Долгие годы дом пустовал, а потом из него вырос безлюдь – с характером таким же скверным, как у его бывшего хозяина. Соседи жаловались, что дом беспокоил их по ночам: стенал, как больной старик, и гремел ставнями. Сколько бы их ни заколачивали, наутро гвозди и доски оказывались под окнами. В зимние ночи, когда улицы по-особенному тихи, было отчетливо слышно, как в безлюде скрипят полы. Кто‑то даже видел, как на крыльце загорается фонарь, а особо впечатлительные клялись, что замечали в пятне света согбенную фигуру.
С появлением хранителя безлюдь прекратил донимать жителей, и между ними воцарилось доброе соседство. Многие приятельствовали с лютеном и от него же потом узнали прискорбное известие о разрушенном хартруме. Все случилось ночью, пока лютен пропадал в ближайшей забегаловке. Он вернулся к утру, еле держась на ногах, а когда проспался и отрезвел, с ужасом обнаружил раскуроченный пол, с которого сорвали доски. Сами по себе они не имели никакой ценности, но для хартрума столь грубое вмешательство оказалось роковым. В произошедшем лютен винил только себя: он оставил дом, засиделся в трактире и не смог остановиться, распаленный щедростью бражников, поделившихся с ним питием.

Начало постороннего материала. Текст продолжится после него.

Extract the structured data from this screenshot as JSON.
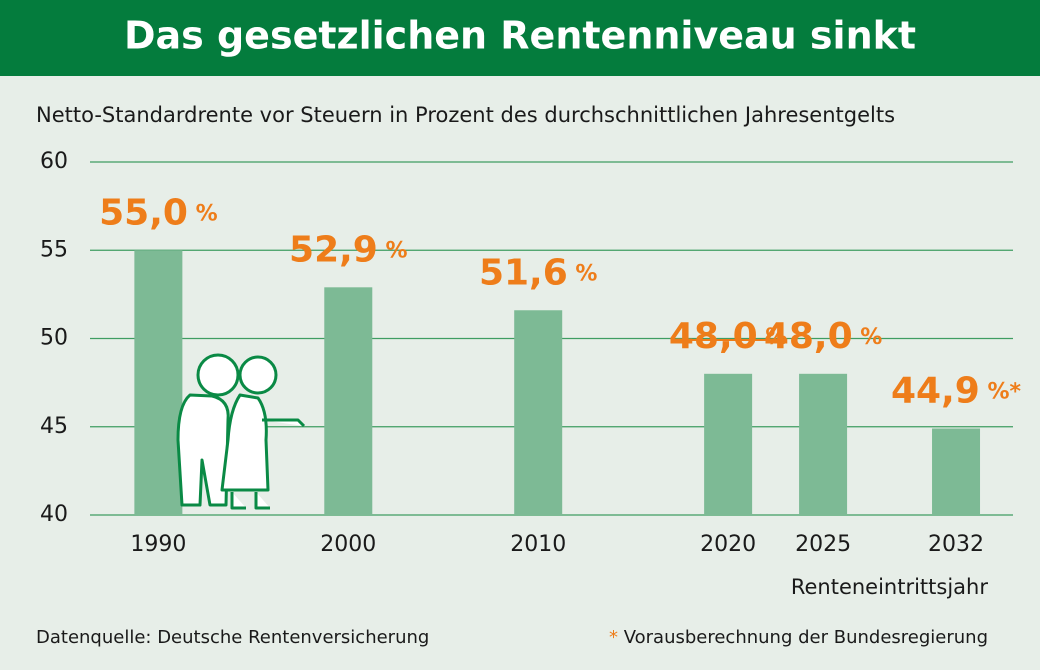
{
  "chart_data": {
    "type": "bar",
    "title": "Das gesetzlichen Rentenniveau sinkt",
    "subtitle": "Netto-Standardrente vor Steuern in Prozent des durchschnittlichen Jahresentgelts",
    "x_label": "Renteneintrittsjahr",
    "x": [
      1990,
      2000,
      2010,
      2020,
      2025,
      2032
    ],
    "values": [
      55.0,
      52.9,
      51.6,
      48.0,
      48.0,
      44.9
    ],
    "value_labels": [
      "55,0 %",
      "52,9 %",
      "51,6 %",
      "48,0 %",
      "48,0 %",
      "44,9 %*"
    ],
    "color": "#7dba95",
    "label_color": "#ee7d1a",
    "xlim": [
      1986.4,
      2035
    ],
    "xticks": [
      1990,
      2000,
      2010,
      2020,
      2025,
      2032
    ],
    "ylim": [
      40,
      60
    ],
    "yticks": [
      40,
      45,
      50,
      55,
      60
    ],
    "grid": true,
    "source": "Datenquelle: Deutsche Rentenversicherung",
    "footnote": "* Vorausberechnung der Bundesregierung"
  }
}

Несколько дней спустя у безлюдя появилась целая процессия во главе с домографом. О том, что случилось дальше, зеваки могли лишь догадываться. Они вспоминали, что после проверки домограф был рассерженным и хмурым, а лютен – пристыженным и растерянным. Таким его видели в последний раз, прежде чем он скрылся в фургоне следящих. Потом приехала целая бригада, чтобы снести дом и расчистить участок. О судьбе лютена местные рассуждать боялись, потому что понимали: помилованные лютены не исчезали бесследно, а те, кого забирал конвой, не возвращались.
Дарт спросил о женщине под черной вуалью, однако никто не видел ни ее, ни других подозрительных лиц, кто интересовался бы безлюдем незадолго до трагедии. На вопрос о том, что привело к его гибели, все выдали одну версию. Очевидно, они обсуждали это раньше и в ходе споров сошлись на том, что дом обветшал и стал рушиться. «В ту ночь был сильный ветер, – добавил кочегар в ватной куртке, покрытой толстым слоем сажи. – В такую непогоду и крепкий дом нет-нет да и пошатнется». Виновник был определен, а ветру нечего было сказать в свое оправдание, кроме протяжного «у-у-у».